Seine Stimme, seine rauen, lang gezogenen Schreie, erkennt man augenblicklich und auf der ganzen Welt. Der Star Joe Cocker ist beim SWR-Sommerfestival aufgetreten. Foto: Steffen Schmid

Legendärer Besuch auf dem Stuttgarter Schlossplatz: Joe Cocker eröffnet Sommerfestival.

Stuttgart - Am Freitag ist das SWR-Sommerfestival auf dem Schlossplatz eröffnet worden. Nach dem Auftritt von Joe Cocker stehen in den kommenden Tagen Konzerte von Jan Delay, David Garrett, eine Schlagerparade und als Abschluss ein Konzert von Herbert Grönemeyer auf dem Programm.

Seine Stimme, seine rauen, lang gezogenen Schreie, erkennt man augenblicklich und auf der ganzen Welt. Der Star Joe Cocker trat in Woodstock auf - und ist einer der wenigen Musiker, die beim berühmtesten Festival aller Zeiten dabei waren und die noch immer auf den Bühnen spielen. Legendärer Besuch also auf dem Stuttgarter Schlossplatz am Freitagabend, beim Sommerfestival des Südwestrundfunks.

Allerdings ist Cocker auch ein Künstler, der kein seltener Gast auf Deutschlands Bühnen ist. Der Sommer, so schien es, hatte sich gerade rechtzeitig zu Cockers Eintreffen aus der Stadt verabschiedet. Mit nur 5000 Besuchern war das Konzert auf dem Schlossplatz keinesfalls ausverkauft, die Zuschauertribüne war nur zu Teilen besetzt.

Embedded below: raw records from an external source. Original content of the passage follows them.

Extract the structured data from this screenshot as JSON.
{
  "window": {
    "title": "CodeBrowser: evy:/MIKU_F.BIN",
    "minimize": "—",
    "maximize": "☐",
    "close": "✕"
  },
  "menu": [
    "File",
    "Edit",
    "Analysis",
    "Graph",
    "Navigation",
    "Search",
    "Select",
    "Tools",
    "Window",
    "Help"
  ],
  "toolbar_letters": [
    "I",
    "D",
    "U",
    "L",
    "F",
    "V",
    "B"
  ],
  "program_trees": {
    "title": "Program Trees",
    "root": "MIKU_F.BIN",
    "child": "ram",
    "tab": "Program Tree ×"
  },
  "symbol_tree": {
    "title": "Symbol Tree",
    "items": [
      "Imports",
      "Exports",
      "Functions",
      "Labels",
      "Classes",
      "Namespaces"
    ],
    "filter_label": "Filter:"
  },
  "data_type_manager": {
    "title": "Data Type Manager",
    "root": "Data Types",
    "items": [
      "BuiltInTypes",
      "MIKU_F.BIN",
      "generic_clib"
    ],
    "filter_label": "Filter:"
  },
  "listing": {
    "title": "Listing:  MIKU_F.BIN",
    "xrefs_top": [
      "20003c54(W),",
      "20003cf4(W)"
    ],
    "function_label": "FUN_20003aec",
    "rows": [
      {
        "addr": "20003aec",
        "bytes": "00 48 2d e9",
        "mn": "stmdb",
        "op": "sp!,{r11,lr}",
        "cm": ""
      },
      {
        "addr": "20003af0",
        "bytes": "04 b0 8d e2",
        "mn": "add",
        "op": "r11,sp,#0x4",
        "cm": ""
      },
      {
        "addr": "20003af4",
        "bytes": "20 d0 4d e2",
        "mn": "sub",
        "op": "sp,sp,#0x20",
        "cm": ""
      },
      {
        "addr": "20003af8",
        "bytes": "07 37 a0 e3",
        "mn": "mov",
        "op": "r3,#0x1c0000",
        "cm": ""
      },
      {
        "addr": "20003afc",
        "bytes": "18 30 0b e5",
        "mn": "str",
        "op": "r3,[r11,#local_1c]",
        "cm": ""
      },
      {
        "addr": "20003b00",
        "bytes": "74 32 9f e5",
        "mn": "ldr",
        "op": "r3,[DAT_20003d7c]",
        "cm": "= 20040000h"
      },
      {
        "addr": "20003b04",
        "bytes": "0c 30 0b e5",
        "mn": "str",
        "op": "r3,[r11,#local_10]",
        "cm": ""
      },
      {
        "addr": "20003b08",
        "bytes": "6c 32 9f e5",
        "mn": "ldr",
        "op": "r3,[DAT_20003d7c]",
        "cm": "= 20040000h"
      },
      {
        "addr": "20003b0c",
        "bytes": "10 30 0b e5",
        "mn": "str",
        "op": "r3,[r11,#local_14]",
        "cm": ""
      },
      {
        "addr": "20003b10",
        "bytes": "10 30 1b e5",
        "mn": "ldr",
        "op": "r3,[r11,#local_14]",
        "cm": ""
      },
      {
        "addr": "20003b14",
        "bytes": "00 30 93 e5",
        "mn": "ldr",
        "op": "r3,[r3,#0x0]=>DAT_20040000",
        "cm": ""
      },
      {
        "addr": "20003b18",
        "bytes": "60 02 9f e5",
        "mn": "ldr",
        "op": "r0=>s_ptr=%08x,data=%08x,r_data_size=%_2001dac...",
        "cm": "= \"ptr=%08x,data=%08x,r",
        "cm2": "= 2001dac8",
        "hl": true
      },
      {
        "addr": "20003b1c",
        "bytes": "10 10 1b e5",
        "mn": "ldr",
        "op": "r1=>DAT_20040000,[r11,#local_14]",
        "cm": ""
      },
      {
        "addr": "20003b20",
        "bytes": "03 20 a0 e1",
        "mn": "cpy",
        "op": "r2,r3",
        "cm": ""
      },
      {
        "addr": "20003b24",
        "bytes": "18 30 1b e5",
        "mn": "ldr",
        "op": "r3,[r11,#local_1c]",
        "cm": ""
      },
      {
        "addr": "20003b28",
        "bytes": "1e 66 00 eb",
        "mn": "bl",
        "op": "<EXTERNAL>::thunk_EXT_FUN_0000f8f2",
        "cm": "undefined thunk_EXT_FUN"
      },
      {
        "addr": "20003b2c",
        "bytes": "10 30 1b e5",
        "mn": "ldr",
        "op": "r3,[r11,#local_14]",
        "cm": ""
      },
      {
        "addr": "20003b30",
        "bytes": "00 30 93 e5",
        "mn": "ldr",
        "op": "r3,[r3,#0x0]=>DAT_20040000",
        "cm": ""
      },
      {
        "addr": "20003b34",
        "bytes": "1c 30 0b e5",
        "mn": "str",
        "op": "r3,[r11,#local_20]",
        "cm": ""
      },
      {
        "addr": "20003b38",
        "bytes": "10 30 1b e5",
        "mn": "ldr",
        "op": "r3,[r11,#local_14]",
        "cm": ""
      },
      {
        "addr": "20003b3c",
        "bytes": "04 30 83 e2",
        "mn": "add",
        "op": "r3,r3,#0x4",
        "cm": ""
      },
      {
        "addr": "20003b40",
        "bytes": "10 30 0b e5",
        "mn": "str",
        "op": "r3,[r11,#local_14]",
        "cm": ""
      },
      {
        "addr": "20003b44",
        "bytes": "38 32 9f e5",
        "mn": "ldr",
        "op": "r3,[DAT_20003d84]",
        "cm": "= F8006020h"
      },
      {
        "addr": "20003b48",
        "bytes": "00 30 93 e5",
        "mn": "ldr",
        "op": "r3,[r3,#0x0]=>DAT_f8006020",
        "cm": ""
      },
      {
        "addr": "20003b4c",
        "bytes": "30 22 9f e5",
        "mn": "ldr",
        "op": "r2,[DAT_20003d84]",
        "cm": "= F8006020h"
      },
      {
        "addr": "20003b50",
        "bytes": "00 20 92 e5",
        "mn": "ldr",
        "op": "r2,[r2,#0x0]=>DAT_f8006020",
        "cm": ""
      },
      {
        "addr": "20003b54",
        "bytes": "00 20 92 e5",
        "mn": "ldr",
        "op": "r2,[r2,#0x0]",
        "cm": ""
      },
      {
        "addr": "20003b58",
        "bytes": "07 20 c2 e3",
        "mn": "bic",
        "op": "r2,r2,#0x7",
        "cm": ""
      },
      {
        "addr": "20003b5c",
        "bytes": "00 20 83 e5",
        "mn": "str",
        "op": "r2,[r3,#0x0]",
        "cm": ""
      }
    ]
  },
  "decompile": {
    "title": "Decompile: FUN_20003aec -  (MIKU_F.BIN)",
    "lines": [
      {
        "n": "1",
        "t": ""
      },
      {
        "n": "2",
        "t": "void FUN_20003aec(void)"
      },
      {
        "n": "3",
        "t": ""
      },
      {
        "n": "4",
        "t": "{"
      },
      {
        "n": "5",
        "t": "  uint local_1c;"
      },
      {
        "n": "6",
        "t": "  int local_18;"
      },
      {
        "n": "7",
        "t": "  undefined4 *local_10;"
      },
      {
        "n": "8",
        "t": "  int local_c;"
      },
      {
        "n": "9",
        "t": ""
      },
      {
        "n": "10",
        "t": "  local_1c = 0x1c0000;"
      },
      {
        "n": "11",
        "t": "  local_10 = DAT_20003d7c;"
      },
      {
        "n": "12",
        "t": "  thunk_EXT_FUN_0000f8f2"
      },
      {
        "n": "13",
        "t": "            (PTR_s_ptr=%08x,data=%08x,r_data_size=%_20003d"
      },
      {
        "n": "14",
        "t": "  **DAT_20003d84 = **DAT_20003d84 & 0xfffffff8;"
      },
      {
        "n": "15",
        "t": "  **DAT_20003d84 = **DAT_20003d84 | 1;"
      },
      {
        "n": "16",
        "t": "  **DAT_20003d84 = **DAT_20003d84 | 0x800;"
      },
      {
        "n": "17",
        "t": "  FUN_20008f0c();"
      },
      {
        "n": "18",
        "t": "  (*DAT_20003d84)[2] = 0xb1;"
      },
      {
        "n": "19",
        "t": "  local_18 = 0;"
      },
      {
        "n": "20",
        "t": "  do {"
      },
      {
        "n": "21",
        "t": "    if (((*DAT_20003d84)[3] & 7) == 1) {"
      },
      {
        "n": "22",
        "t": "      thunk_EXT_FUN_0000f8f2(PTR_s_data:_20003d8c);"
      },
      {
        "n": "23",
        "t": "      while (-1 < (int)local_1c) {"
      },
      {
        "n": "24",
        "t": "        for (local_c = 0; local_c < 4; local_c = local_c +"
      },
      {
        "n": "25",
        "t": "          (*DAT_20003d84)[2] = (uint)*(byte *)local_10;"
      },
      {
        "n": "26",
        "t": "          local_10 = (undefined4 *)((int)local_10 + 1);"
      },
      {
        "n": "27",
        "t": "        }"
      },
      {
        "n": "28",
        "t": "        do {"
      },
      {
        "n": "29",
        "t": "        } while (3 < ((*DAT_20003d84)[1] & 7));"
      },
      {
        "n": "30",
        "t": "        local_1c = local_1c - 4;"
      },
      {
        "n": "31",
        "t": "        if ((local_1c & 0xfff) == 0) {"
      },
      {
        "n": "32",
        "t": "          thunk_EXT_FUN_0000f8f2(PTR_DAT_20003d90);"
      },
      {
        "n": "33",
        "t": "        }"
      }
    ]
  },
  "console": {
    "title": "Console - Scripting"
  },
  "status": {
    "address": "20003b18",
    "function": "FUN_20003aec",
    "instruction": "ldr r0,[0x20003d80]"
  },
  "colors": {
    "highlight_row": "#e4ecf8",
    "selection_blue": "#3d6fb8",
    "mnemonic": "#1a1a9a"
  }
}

Cocker und Band steigern sich in einen Rausch

Joe Cocker und seine Band kümmert das wenig: Der Mann aus Sheffield lässt einen seiner berühmten Schreie hören und ruft ihn harsch zurück, den "Summer in the City" - fantasiebegabt, wer glaubt, dass danach eine warme Brise über den Platz weht, aber die Wolkendecke scheint tatsächlich ein wenig aufzureißen.

Cocker hat nur wenige Stücke seines aktuellen Albums "Hard Knocks" im Programm, dafür etliche der Klassiker, die sich im Laufe der Jahrzehnte in seinem Repertoire angesammelt haben - das beginnt schon früh am Abend mit "Feelin' Alright", einem Stück, das von seinem ersten Album stammt und das als Stimmungsmacher immer taugt. Kaum an Popularität eingebüßt in all den Jahren hat auch "The Letter" - von dort aus geht es zu den großen Hits der 1980er und 1990er Jahre und zu den Balladen. Abstriche gibt es wie immer bei dem unvergessenen Filmduett "Up where we belong", denn gegen die zarte Stimme der Jennifer Warnes kommt keine Soulröhre an. Und bei "You are so beautiful" zieht Cocker, wie gewohnt, den letzten Ton des letzten Refrains mit gekonnt brechender Reibeisenstimme sehr lange hinaus.

Mit nun 67 Jahren könnte Joe Cocker, ein gelernter Gasinstallateur, der zu Beginn der 1960er Jahre mit diversen Bands durch England tingelte und in Woodstock seinen großen Durchbruch erlebte, der Großvater manch eines Stuttgarter Zuschauers sein. Und so sieht er auch aus, seit Jahren trägt er kein Batikshirt der Hippie-Ära mehr, sondern ein schwarzes Hemd. Dafür kann er singen. Von so einem erwartet man nicht, dass er jung und schön ist. Seine Stimme klang vor 42 Jahren schon so, dass man hörte: Der hat gelebt. Freilich ist Cocker längst zahmer geworden, der Aufschrei, den man heute bejubelt, ist nichts, verglichen mit jenem von damals. Aber er liebt es, die alten Zeiten zu zelebrieren, mit seinem größten Hit "With a little Help from my Friends". Der Song beginnt mit einem Orgelsolo, später hört man den Schlagzeuger hinter seinem Drumset toben, die Gitarre setzt ein, man sieht die Finger einer Bassistin über die Saiten hüpfen und erlebt, wie Cocker und Band sich noch einmal in diesen Rausch hinein steigern.

Auf die Zugabe lässt Joe Cocker sein Publikum keine Minute warten - er ist zurück, mit dem zweiten Hit, den er sich von den Beatles lieh, jenem, den er selbst erst bekannt machte: "She came in through the Bathroom Window". Noch einmal holt die Band aus, noch einmal singen die Backgroundsängerinnen ihren Soul, und Joe Cocker, von den Kameras fast immer frontal eingefangen und auf die Leinwände projiziert, holt noch einmal Luft, breitet in seiner berühmten Gestik die Arme aus - und schreit.